Dijelasakan Aleks, soal pemotongan gaji  para anggota dewan tanpa ada kordinasi dengan pimpinan serta anggota dewan.

“Pemotongan gaji Dewan ini tanpa ada koordinasi dengan kami (Dewan), lalu  dilakukan pemotongan gaji DPR tanpa ada alasan yang jelas dari eksekutif,”keluh Alex Tsenawatme.

Dirinya mengaku bahwa dalam rapat eavluasi APBD Mimika 2023 beberapa waktu lalu di Nabire, memang sempat disinggung oleh Kementrian Dalam Negeri. Namun saat itu selaku pimpinan menyatakan bahwa gaji anggota dewan di Mimika harus disesuaikan dengan kemampuan keuangan daerah, dengan kondisi serta letak geografis yang tingkat kebutuhannya berbeda dengan gaji dewan di luar Papua.

“Di saat evaluasi APBD di Nabire kemarin (red), dari pihak kementerian dalam dalam negeri sempat menyinggung, lalu waktu itu saya sebagai pimpinan menjelaskan bahwa itu sesuai dengan ketentuan dan kebutuhan – kebutuhan kita letak geografisnya. Dan kita juga tidak sekedar bicara saja, tapi harus mengerti dengan masyarakat. Dan ini kan kami sudah sampaikan, dan artinya kita tidak bisa samakan dengan daerah – daerah lain. Kalau Papua ini kan letak geografisnya beda,”jelas Alex.

Alex mengakui, seluruh dewan keberatan dengan pemotongan gaji ini, dan langkah selanjutnya dewan akan undang untuk RDP dengan pihak  eksekutif.

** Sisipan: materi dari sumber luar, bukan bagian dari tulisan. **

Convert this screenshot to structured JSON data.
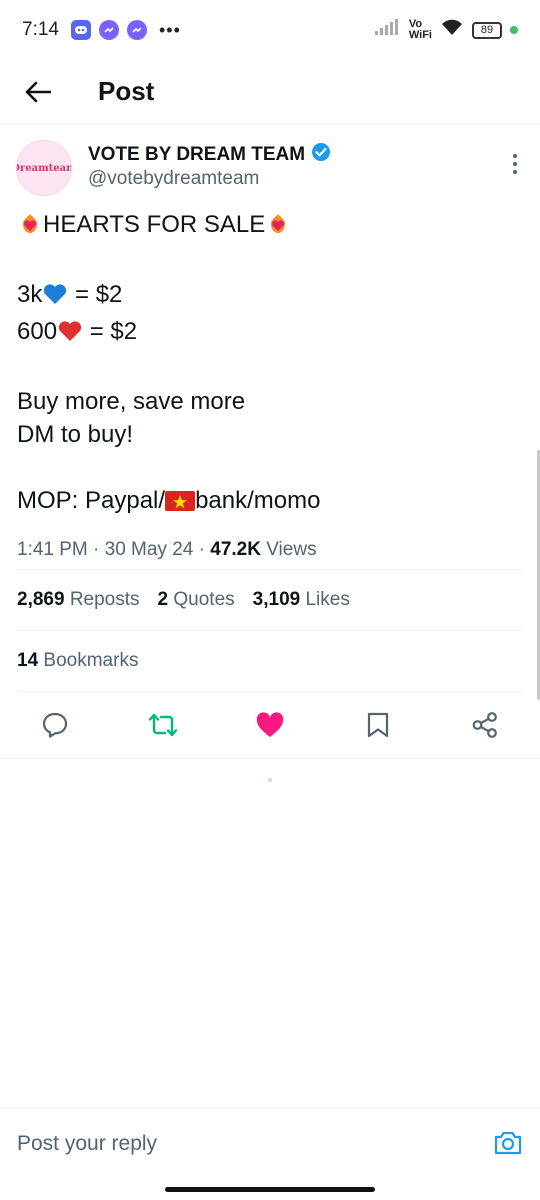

“Pemotongan sekitaran Rp 6 jutaan dari 35 Anggota dewan, maka kami mau minta penjelasan dari eksekutif. Keenapa pemotongan ini dilakuan dan pemotongan ini dari sumber mana dilakukan pemotongan, dan nomenklatur atau dasarnya seperti apa,” tanya Alex. (opa)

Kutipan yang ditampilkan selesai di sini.